Escuché por la radio la reacción de unos escolares españoles frente a ese terrorismo que acaba de golpear el corazón de Europa. «Es lo que ocurre todos los días en Siria o Irak sin que le prestemos atención o nos preocupe demasiado», señalaron algunos. Y una muchacha recordó que quien siembra violencia, recogerá violencia. ¡Qué hueca suena por contraste la belicosa retórica del presidente François Hollande con su declaración de que «Francia está en guerra»!. Palabras que recuerdan las pronunciadas hace ya once años por otro presidente, el estadounidense George W. Bush, bajo el impacto de los atentados del 11S contra su país. Estados Unidos declaró también la guerra al terrorismo, entonces el de Al Qaeda, y ya vemos a dónde nos condujeron sus desastrosas políticas.

Es muy fácil, sobre todo para políticos en tal situación de debilidad interna como el presidente francés, tratar de simular una fortaleza que no tienen para unir tras de sí a sus compatriotas. Es incluso hasta cierto punto comprensible. Estamos en guerra, sí. Pero es una guerra muy distinta de todas las anteriores, una guerra sin ejércitos regulares, sin frentes reconocibles, en la que el enemigo está en medio de nosotros, sin que sepamos quién es y en qué momento puede darnos un zarpazo destinado únicamente a sembrar el terror en torno suyo.

Un enemigo implacable, que no entiende de convenciones de Ginebra ni otros pactos diseñados para humanizar algo siempre tan cruel como la guerra; un enemigo que golpea ciegamente, que jamás discrimina. Un enemigo que odia abiertamente todo eso que llamamos Estado de derecho, cultura, civilización, respeto al diferente, a quien piensa o se comporta de otro modo, a quien adora a otro dios que no sea el suyo, un dios vengativo y cruel como ninguno.

Podremos bombardear una tras otra sus bases, las ciudades donde se ha hecho fuerte, matando de paso a inocentes a quienes con sus falsas promesas y añagazas mantiene secuestrados, pero si no acompañamos esas acciones bélicas de otras medidas, será como pisotear un hormiguero: siempre saldrán de abajo nuevas hormigas. Se impone antes de nada una condena firme, sin fisuras por parte de toda la comunidad islámica, la umma. No valen ya ambigüedades ni medias tintas. No sirve decir que el islam es una religión de paz, limitarse a distanciarse de los terroristas para continuar luego como si nada.

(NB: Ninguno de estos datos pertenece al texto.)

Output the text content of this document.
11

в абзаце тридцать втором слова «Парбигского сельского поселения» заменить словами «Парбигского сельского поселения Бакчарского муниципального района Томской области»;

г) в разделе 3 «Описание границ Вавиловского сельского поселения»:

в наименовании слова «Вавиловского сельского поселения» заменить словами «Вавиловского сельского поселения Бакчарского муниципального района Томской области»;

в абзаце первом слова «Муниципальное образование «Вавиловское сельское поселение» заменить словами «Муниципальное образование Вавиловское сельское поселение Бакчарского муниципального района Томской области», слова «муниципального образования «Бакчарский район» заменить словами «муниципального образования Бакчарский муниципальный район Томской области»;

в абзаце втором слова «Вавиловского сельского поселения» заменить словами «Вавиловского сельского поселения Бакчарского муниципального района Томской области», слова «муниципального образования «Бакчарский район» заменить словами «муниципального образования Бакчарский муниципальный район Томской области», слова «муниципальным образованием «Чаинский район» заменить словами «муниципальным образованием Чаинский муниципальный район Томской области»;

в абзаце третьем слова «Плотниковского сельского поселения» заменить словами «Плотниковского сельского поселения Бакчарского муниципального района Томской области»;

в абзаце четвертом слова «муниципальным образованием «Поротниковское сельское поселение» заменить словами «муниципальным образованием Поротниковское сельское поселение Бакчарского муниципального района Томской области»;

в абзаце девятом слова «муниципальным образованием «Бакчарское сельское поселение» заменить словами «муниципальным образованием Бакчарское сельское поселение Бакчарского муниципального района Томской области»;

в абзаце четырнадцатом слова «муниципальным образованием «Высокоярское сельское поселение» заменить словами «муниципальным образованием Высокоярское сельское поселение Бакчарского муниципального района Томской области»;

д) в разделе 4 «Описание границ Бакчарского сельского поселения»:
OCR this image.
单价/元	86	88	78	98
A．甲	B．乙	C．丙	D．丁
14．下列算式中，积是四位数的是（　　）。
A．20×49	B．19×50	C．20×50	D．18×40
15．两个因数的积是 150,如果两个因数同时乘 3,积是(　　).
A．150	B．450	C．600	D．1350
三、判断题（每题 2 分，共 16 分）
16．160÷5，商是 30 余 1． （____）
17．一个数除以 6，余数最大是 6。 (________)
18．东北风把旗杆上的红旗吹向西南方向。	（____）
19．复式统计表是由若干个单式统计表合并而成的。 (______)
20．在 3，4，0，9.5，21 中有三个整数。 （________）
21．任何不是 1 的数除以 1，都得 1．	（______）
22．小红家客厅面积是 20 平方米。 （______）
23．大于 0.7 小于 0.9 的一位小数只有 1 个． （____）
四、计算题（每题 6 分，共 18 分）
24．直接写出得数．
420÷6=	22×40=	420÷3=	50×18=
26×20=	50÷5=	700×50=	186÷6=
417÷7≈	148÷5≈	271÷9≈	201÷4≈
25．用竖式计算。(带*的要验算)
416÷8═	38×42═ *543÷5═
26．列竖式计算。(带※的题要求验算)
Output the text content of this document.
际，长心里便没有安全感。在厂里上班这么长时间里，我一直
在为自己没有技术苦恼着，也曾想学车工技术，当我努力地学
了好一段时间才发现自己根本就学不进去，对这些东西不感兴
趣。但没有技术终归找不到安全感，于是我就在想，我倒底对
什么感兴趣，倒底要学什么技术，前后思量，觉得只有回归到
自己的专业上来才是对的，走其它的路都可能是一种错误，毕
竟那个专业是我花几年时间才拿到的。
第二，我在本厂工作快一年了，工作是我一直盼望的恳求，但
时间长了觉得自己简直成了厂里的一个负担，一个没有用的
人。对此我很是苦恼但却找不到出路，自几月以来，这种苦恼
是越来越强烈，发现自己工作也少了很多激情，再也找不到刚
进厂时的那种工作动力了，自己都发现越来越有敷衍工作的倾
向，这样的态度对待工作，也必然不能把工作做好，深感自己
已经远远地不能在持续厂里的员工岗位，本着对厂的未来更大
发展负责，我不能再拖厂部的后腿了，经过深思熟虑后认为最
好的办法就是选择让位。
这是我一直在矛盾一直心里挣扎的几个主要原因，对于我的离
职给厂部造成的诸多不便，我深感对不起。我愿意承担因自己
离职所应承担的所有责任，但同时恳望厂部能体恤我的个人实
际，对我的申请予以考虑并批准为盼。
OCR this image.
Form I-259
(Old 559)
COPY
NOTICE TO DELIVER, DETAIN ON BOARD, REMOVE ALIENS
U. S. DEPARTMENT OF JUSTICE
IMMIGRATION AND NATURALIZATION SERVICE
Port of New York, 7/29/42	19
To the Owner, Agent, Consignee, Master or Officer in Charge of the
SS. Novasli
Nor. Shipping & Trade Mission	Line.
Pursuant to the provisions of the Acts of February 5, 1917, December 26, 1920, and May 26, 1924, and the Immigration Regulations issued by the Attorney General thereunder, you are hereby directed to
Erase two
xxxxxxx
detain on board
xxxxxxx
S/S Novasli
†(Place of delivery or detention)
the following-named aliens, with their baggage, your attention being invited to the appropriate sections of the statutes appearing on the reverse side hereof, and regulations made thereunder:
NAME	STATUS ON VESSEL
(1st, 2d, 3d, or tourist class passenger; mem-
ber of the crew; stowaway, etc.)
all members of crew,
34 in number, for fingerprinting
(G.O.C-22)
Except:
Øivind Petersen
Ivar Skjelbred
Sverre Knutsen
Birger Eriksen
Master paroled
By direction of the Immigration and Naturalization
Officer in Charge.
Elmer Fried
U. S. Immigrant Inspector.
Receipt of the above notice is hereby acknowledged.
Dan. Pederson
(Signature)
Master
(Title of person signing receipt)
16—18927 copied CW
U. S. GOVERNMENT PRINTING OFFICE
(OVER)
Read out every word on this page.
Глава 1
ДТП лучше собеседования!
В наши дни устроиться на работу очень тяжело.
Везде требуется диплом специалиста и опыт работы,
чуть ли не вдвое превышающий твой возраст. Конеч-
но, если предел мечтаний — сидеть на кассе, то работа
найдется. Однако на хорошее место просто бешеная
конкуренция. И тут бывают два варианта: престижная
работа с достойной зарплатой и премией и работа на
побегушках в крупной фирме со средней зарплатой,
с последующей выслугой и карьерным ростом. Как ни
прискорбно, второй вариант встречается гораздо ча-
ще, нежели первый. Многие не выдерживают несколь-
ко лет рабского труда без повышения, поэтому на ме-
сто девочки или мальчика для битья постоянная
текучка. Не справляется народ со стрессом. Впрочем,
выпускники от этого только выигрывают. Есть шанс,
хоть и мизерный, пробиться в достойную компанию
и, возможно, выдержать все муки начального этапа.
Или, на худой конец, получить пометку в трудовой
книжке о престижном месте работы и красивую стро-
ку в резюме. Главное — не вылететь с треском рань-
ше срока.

Habrá que averiguar cuáles son las fuentes de financiación de esos salvajes, perseguir de modo implacable a quienes los financian, a quienes les venden las armas con que asesinan o compran el petróleo que se extrae del territorio que controlan. Pero habrá por otro lado que devolverles a los árabes el orgullo perdido por tantos años de humillación colonial, enseñarles que son deben ser ellos „y sólo ellos„ los dueños de su propio destino y renunciar por nuestra parte a imponerles por la fuerza de las armas una democracia que muchas veces no quiere ser otra cosa que economía de mercado.

Mientras tanto, tendremos que apresurarnos a desecar los pantanos donde el Estado Islámico se alimenta diariamente de nuevos reclutas dispuestos a morir matando: esos barrios tristes de tantas ciudades europeas, esos guetos anónimos donde predominan el desempleo, la desesperanza y la droga, todo ello caldo de cultivo para el terrorismo. Y tendrán a su vez los imanes que decir que es falso que les esperen setenta y dos vírgenes a quienes se inmolan matando al infiel o al cruzado. Tendrán que atreverse a confesarles a esos machos sexualmente reprimidos que todo ello es un cuento medieval y que deben tratar de disfrutar de la vida presente, la única segura, ya que la otra es sólo una apuesta.